Volume 2

Capítulo 86: A Decisão de Jaiane

Mais um dia de treino terminava no reino de Aço, Jaiane e Raniely estava saindo da antiga sala de treino das duas heroínas do Reino de Aço quando viram soldados de armadura e segurando armas de fogo, uma cena repetida nos últimos dias.

Desde que as tropas da AI sob o comando do Cavaleiro de Prata chegaram na Cidade de Aço muita coisa havia mudado. A primeira mudança foi a adoção das armas de fogo, depois o general Nogueira foi nomeado conselheiro de guerra do rei. Então uma semana atrás o Cavaleiro de Prata havia chegado acompanhado pelos soldados restantes e mais todos os sobreviventes do exército vermelho do Reino de Bronze.

Era muita informação e reviravoltas para Jaiane conseguir acompanhar. A garota fantasma sentia dificuldade em assimilar tudo aquilo, ela havia voltado apenas para garantir que o reino ao qual havia se dedicado anos atrás estaria a salvo, mas agora estavam se preparando para uma guerra.

E o pior, ninguém sequer sabia o motivo dessa guerra, apenas haviam notícias dos outros reinos se preparando e avançando lentamente. Nove dias antes havia chegado a informação de que o Reino do Sul avançou em direção ao Reino do Leste, quatro dias depois uma nova informação anunciava que acabara a guerra civil no reino de bronze, inclusive, alguém desconhecido havia unificado as forças opostas sob suas ordens.

Como se não fosse suficiente na noite anterior havia chegado a noícia mais inacreditável, Esmeralda, a regente do Reino de Cristal se autodeclarou rainha e convocou o exército a marchar para a guerra. 

Se até a mais pacifista das pessoas, Esmeralda, e o mais covarde, Jonas, estavam se preparando para a inevitável batalha, não havia outra saída.
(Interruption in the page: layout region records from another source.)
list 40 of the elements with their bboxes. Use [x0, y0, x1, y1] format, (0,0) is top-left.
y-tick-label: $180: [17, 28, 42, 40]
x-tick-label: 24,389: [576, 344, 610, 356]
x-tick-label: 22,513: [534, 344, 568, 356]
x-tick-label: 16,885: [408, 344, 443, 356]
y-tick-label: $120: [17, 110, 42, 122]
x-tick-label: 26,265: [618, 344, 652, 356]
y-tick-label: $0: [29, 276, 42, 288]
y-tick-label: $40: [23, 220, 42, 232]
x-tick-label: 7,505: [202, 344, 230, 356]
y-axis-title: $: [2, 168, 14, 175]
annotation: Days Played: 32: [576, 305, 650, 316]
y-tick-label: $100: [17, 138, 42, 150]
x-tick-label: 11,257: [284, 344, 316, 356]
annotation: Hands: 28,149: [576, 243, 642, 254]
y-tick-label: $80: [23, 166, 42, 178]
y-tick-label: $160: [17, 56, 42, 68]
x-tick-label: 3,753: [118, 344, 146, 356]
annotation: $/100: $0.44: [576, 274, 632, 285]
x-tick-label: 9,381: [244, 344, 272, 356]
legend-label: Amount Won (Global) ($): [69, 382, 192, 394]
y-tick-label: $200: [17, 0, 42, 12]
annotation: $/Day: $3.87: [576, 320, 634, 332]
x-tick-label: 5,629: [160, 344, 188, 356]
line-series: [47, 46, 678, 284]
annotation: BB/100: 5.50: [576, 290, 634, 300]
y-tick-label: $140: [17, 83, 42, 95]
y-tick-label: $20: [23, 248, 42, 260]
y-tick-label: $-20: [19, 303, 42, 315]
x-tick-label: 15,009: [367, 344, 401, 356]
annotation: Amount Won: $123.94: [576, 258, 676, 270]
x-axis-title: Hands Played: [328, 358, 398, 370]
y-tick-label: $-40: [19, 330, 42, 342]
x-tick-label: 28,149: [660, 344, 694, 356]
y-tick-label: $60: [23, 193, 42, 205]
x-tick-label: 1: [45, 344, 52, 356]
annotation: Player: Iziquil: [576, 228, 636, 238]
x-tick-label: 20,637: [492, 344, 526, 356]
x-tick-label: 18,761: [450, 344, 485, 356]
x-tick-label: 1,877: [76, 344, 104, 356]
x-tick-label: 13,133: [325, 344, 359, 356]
Talvez essa fosse a verdadeira batalha para a qual os heróis foram convocados.

Jaiane respirou fundo e olhou para sua parceira, dizendo:

— Não está sendo suficiente.

— O quê? — Raniely perguntou um pouco confusa.

— Treinar em uma sala de treino. — Jaiane respondeu — Depois de uma guerra de verdade sabemos que esse tipo de treino não é suficiente.

— Eu sei.. 

— Os outros devem estar mais fortes, e nós não temos a Amanda aqui dessa vez…

— Nem me fale daquela inútil! Onde já se viu? Um poder que controla vidro, que coisa mais idiota.

— Se fosse o André controlando vidro seria assustador…

Raniely respirou fundo, imaginando o terror que o filho do Leste poderia causar com um elemento tão simples.

— Mas não precisa se preocupar, ele não tem mais poder algum, inclusive a Zita também não tem, certo? — Raniely disse tentando animar a conversa — E o Wagner também perdeu os dele, que foram para o Ritter, então são três inimigos a menos.

— E quem garante que eles não vão recuperar se voltarem para esse mundo?

— Mas eles não vão conseguir vir, ou esqueceu do plano?

— Claro que não, a ideia de “convidar” o André era apenas para fazer ele tirar a oitava chave do esconderijo secreto, já que ele não confia em ninguém, e vamos precisar dela para voltar para casa.

— Exato, mas nunca foi o plano trazer ele ou a Elizabeth para cá.

— Eu sei… Se eles vierem… Estamos ferradas!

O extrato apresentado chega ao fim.